In this case, the source of infection is unknown, but we hypothesized that is likely related to her sinusitis. The successful treatment and optimal outcome were most likely attributed to the early detection and isolation of the organism from blood cultures, which prompted early implementation of antifungal therapy. In addition, the correction of her hypokalemia, hypomagnesemia, and hyperglycemia contributed to her recovery, as reversal of underlying physiological dyshomeostatic conditions has been reported to correlate with good patient outcomes [12]. Surgical debridement was not necessary since follow-up tests did not reveal foci of fungal infection. Based on the patient outcome, we can also hypothesize that this case might have represented a transient fungemia or that the causative organism is of low virulence [13].

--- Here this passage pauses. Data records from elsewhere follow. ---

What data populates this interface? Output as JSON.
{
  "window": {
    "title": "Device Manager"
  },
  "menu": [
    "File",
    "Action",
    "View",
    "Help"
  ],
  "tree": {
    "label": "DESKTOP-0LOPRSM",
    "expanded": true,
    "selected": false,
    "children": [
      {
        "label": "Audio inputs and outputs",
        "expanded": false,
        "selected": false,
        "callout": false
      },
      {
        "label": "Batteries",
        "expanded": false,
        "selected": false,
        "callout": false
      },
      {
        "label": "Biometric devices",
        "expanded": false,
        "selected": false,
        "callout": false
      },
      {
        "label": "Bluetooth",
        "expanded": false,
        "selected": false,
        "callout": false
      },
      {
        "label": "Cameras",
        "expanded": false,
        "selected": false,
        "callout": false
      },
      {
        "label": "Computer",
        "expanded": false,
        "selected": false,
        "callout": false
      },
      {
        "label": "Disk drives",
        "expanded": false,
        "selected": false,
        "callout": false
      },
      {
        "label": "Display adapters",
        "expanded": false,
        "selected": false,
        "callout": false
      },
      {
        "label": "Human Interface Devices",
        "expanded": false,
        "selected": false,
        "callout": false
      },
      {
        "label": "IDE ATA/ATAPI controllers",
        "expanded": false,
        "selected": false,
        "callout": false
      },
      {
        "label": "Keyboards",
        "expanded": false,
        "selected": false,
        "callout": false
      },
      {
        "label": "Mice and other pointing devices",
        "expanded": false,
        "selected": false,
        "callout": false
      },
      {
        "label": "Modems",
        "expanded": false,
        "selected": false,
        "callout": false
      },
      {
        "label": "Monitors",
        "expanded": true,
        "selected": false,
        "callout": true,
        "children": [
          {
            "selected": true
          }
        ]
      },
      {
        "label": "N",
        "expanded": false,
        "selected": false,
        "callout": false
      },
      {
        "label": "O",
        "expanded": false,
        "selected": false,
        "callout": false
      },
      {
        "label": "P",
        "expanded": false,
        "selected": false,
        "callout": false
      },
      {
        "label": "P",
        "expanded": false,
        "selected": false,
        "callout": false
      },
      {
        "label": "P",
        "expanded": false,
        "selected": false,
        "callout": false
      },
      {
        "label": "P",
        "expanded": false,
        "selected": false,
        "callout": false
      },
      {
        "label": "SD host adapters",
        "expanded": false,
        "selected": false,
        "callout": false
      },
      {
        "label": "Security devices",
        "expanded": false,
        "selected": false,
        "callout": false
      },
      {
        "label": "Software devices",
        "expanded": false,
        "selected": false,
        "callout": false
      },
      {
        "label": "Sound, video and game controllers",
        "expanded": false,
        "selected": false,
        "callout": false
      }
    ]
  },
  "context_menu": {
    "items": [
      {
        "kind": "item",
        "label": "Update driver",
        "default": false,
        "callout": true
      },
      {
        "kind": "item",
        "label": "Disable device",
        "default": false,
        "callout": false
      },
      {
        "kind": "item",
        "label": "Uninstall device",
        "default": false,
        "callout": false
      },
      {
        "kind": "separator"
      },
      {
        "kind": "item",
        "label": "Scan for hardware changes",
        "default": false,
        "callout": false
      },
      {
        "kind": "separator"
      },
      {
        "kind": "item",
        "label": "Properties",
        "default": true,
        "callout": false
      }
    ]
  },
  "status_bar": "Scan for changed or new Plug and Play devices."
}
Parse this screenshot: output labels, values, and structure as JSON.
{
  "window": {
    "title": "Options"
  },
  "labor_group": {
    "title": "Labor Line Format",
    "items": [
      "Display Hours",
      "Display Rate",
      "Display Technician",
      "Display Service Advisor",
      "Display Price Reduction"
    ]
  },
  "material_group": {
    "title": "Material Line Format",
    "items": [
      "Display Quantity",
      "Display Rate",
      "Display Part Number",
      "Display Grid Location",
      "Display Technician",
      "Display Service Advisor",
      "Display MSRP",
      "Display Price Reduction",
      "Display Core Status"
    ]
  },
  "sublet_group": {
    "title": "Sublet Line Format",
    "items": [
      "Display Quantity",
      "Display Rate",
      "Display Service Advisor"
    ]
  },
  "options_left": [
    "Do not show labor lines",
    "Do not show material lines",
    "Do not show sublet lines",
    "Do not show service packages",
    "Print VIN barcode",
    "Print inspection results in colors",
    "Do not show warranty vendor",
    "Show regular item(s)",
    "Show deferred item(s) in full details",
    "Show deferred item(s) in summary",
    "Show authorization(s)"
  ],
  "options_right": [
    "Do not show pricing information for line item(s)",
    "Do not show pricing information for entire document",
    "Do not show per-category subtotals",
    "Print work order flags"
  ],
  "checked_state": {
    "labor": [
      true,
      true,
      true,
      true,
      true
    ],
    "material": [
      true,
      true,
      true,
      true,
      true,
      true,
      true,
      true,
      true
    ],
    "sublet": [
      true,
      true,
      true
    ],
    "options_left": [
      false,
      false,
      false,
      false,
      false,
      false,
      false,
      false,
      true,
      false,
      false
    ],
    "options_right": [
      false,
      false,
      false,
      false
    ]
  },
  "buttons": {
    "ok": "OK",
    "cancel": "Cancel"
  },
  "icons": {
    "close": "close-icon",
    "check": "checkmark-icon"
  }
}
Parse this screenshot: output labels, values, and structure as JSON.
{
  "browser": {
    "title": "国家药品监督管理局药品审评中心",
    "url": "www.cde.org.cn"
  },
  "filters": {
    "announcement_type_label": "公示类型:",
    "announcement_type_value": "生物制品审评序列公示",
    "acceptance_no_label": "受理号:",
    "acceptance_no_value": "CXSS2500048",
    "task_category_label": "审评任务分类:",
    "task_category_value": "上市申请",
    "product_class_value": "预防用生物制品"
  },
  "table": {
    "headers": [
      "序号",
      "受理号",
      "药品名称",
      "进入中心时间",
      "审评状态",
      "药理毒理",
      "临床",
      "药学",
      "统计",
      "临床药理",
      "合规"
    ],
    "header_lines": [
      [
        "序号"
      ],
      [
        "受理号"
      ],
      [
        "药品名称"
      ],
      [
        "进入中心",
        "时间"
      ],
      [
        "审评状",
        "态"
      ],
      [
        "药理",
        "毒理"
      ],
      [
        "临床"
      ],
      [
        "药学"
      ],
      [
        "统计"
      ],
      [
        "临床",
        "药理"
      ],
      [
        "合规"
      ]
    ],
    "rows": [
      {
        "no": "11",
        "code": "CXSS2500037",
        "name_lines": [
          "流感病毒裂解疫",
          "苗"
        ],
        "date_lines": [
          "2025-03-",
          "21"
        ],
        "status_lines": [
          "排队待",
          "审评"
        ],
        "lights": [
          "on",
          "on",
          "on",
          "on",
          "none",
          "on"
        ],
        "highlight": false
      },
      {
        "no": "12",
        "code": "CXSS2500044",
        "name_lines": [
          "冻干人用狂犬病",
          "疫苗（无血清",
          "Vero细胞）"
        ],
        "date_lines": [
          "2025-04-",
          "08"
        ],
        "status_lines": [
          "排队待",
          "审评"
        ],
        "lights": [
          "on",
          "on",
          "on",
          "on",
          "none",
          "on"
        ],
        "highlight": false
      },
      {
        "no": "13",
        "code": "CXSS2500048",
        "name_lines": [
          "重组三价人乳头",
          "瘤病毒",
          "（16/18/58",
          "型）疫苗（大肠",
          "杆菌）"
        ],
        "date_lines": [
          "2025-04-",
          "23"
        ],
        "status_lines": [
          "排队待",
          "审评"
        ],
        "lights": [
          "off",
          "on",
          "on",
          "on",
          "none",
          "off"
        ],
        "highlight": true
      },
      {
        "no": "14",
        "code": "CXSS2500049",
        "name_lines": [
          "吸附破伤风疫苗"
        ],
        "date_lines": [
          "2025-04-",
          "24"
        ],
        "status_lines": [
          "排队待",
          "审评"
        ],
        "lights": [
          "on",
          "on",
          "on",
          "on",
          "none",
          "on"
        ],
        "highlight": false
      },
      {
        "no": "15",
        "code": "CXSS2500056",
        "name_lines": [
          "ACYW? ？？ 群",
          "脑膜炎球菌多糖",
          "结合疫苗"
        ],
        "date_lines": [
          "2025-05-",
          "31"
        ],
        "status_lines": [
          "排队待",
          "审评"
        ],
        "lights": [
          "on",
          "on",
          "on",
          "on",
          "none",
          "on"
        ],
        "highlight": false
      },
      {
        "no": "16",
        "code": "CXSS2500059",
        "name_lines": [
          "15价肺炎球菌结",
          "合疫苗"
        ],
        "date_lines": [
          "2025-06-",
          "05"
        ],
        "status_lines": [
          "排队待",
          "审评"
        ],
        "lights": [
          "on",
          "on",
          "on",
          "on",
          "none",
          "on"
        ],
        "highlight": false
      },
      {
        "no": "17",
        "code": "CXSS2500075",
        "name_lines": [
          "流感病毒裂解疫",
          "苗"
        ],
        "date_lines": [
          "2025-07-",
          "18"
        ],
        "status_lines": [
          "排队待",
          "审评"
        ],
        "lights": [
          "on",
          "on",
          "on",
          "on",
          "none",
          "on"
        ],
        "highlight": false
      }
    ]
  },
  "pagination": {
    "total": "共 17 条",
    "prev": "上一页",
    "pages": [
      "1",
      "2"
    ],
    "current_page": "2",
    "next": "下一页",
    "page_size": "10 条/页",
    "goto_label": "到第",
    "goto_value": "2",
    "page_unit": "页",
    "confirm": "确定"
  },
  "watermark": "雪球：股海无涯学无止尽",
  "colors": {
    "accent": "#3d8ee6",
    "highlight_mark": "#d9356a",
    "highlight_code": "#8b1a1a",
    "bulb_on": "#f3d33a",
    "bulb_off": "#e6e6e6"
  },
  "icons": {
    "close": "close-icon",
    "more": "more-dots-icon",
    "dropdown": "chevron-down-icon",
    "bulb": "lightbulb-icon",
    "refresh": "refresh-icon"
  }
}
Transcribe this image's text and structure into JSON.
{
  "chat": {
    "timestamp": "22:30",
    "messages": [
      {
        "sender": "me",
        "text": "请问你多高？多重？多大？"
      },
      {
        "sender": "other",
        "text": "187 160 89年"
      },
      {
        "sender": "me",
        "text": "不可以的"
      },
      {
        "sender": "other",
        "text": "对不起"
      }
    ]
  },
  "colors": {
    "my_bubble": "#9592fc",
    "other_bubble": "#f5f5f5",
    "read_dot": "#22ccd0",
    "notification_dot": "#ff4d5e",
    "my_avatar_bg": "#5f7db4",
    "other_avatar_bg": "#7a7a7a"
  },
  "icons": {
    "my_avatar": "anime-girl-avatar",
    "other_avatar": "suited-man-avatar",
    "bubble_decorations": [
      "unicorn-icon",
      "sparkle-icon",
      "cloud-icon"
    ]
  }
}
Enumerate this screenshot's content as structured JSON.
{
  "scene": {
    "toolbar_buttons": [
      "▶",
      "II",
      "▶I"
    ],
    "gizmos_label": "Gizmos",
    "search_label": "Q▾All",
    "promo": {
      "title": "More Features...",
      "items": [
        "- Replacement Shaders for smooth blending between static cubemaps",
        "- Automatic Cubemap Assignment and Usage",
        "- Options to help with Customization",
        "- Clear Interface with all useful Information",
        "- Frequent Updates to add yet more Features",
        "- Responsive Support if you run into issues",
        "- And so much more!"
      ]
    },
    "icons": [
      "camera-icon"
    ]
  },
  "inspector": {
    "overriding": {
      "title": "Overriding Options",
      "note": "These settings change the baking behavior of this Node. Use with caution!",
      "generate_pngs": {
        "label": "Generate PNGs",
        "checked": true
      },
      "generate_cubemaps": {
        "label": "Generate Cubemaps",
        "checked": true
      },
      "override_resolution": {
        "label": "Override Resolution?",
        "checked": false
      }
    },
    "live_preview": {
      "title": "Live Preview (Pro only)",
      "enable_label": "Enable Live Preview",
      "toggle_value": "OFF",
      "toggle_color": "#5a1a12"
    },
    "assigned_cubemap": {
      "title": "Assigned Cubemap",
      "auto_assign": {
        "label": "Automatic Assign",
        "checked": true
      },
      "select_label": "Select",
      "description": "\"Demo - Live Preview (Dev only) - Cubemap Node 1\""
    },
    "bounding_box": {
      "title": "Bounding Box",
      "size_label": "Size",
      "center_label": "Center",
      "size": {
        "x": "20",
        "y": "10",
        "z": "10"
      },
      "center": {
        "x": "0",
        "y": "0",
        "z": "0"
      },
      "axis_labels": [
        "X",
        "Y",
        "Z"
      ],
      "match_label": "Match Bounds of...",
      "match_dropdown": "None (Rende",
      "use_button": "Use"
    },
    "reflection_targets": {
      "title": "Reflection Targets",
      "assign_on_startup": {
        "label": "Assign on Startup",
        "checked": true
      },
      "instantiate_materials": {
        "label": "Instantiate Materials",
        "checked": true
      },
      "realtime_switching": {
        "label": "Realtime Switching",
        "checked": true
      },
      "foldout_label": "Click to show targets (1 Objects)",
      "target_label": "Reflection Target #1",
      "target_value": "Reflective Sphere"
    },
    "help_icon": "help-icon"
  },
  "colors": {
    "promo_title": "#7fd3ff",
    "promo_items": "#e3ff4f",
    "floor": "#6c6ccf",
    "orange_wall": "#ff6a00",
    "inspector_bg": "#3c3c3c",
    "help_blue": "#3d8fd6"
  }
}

To our knowledge, only two cases of fungemia associated with M. circinelloides have been previously described. The first reported cases occurred in a 48-year-old male with a history of short-gut syndrome secondary to multiple abdominal surgeries [10]. This patient had a central venous catheter (CVC) that was required for chronic total parenteral nutrition. Blood cultures obtained from the CVC on consecutive days grew both Candida albicans and M. circinelloides. Treatment with liposomal amphotericin B was started, and the CVC was removed. Similar to our case, the authors stated that early diagnosis of mucormycosis coupled with rapid therapeutic intervention led to a successful outcome. The second reported case was that of an 83-year-old diabetic woman who developed an acute left frontoparietal infarct while hospitalized in a neurological intensive care unit [11]. The initial isolation of a mold from a blood culture was considered to be a contaminant, but during the following days, the patient developed an erythematous and edematous lesion on her right hand. A skin biopsy culture grew a mold identical to that in the blood culture; both isolates were later identified as M. circinelloides by molecular methods. Despite treatment, the patient’s clinical condition worsened and she later died.

4. Conclusion

This case represents the third documented case of fungemia cause by M. circinelloides. The most likely underlying factors were probably related to her chronic sinus infection, IgG deficiency, and chronic steroid use. The detection of this mold and reversal of the predisposing underlying conditions were vital in the successful treatment.


The views expressed are those of the authors and should not be construed to represent the positions of the U.S. Army or the Department of Defense.

Competing Interests

The authors declare that there is no conflict of interests regarding the publication of this paper.